Le patio peut donc être considéré comme faisant corps avec cette définition, puisqu’il a fait l’objet, nous le verrons, de nombreuses appropriations par des cultures différenciées. Ainsi donc ce type d’architecture prend vraisemblablement source du milieu dans lequel il s’intègre, et constitue donc une réponse acceptable dans notre quête d’un processus de conception durable. Vous comprendrez alors pourquoi je pense que venir puiser dans ces ressources ancestrales peut constituer une trame de recherche, dans les ambiances, mais en ayant toujours à l’idée qu’un dispositif reste au service d’autres enjeux. Le terme « vernaculaire » désignerait alors également la construction qui utilise les ressources et les méthodes disponibles localement pour répondre aux besoins locaux, c’est ce que l’on pourrait appeler l’architecture autochtone.
Mais le questionnement soulevé dans la problématique présuppose justement qu’il puisse exister une forme de logique universelle, et notamment pour les maisons à patio(s).
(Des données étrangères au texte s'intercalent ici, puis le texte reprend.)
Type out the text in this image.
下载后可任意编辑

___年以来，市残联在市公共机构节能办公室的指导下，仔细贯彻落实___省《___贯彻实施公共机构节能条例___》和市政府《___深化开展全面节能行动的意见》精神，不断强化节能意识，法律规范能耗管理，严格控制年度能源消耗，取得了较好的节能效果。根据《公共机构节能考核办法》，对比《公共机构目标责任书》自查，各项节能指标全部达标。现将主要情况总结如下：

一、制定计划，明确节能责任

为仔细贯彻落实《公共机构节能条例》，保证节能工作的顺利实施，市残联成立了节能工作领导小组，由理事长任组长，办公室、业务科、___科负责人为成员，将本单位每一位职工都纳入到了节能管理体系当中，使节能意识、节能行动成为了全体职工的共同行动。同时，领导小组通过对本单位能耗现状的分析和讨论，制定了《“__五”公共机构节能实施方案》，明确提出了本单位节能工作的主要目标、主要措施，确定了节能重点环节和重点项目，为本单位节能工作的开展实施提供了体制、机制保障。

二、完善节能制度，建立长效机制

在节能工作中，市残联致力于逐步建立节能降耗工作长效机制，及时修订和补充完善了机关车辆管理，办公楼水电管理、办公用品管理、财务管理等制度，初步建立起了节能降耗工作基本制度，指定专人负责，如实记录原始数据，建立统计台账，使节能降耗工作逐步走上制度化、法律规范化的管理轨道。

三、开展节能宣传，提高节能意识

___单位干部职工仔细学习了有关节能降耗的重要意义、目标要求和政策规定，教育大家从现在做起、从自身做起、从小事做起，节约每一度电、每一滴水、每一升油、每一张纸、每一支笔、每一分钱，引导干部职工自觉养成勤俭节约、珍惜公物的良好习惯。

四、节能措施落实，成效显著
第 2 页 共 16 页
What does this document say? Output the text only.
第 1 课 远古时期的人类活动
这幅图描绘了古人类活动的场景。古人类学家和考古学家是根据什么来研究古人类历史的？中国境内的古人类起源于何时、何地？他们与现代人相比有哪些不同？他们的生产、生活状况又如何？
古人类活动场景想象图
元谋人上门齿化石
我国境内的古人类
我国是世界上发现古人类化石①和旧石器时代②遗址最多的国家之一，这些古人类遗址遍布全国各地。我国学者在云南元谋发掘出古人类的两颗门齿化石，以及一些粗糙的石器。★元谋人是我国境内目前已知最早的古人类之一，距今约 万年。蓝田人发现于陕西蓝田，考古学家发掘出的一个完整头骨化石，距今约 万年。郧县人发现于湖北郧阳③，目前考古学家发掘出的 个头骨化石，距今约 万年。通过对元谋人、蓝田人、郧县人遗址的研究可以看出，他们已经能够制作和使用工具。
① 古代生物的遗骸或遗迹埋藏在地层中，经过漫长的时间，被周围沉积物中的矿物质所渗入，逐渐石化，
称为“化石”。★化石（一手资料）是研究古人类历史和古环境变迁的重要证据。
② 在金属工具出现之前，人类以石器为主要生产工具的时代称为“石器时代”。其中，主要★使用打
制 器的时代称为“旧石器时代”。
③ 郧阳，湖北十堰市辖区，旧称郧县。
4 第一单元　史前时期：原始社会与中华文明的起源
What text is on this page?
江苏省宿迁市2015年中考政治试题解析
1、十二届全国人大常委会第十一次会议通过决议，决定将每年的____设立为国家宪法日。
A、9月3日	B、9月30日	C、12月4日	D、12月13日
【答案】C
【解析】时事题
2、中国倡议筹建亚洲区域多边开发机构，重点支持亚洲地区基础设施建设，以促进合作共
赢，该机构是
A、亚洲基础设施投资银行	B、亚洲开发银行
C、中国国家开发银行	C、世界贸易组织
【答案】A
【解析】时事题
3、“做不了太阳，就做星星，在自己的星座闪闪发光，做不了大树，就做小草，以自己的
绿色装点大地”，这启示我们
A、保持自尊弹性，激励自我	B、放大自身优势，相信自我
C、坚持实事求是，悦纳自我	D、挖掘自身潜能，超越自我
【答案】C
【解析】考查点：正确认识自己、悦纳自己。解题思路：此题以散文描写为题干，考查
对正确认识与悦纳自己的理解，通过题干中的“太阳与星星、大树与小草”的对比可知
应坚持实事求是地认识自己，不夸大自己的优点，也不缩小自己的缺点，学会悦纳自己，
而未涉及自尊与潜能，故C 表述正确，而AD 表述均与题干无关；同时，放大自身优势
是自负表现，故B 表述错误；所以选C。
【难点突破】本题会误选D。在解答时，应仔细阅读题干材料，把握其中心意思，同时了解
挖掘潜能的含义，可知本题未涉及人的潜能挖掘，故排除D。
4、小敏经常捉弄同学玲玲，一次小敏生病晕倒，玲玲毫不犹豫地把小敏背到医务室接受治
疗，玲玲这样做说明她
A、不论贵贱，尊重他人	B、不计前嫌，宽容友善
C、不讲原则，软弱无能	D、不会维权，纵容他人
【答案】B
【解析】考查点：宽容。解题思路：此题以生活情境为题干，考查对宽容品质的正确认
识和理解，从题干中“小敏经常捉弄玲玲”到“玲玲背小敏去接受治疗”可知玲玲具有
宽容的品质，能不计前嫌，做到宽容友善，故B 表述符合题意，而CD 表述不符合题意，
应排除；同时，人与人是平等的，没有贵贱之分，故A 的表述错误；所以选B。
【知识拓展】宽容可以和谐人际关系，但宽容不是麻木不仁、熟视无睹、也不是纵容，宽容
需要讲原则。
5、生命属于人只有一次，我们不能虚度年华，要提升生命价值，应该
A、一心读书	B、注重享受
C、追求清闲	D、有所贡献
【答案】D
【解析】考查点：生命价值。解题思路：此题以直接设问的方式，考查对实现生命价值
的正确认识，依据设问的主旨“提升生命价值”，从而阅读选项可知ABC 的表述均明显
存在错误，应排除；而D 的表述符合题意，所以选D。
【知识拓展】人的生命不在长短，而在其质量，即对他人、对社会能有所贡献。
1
Le choix du patio s’est donc révélé comme le dénominateur commun à cette logique, véritable outil de régulation thermique et hygrométrique dans les régions chaudes du globe, il constitue un objet de recherche intéressant puisqu’il a contribué par le passé, à rafraichir les espaces adjacents de la maison. De plus, il apporte une pièce entre intérieur et extérieur avec des fonctionnalités qui varient suivant ses qualités d’ambiance, sa taille et sa symbolique vernaculaire. Le champ d’exploration est assez vaste pour en décrypter sa définition en termes d’ambiance, ou plutôt, ses définitions : il va de soi que chaque culture a pu s’approprier cette typologie pour des raisons différentes, mais que le facteur «climat » reste l’élément central de décision de ce parti pris architectural, par les habitants. L’affirmation d’une telle hypothèse prend légitimité dès lors que l’on considère que la forme « patio » a été réalisée sur chaque continent ou presque, et que le climat ou les conditions météos y soient des éléments déterminants.
La variation de la taille, de la forme, des proportions n’est pas nécessairement liée à cette problématique toutefois nous tenterons d’abord d’effectuer la suite des recherches par une étude de la genèse des patios, dans l’ensemble du monde afin de définir des variables, et leurs raisons, ou bien même des similitudes. Il s’avère alors que le patio devienne à la fois architecture traditionnelle et vernaculaire, et c’est là toute l’ambigüité du mot, qui en fait toute sa richesse. Pour comprendre et exploiter cette typologie, il convient d’effectuer un état de l’art, sorte de répertoire du patio depuis sa forme la plus ancienne, et si possible, à travers le monde .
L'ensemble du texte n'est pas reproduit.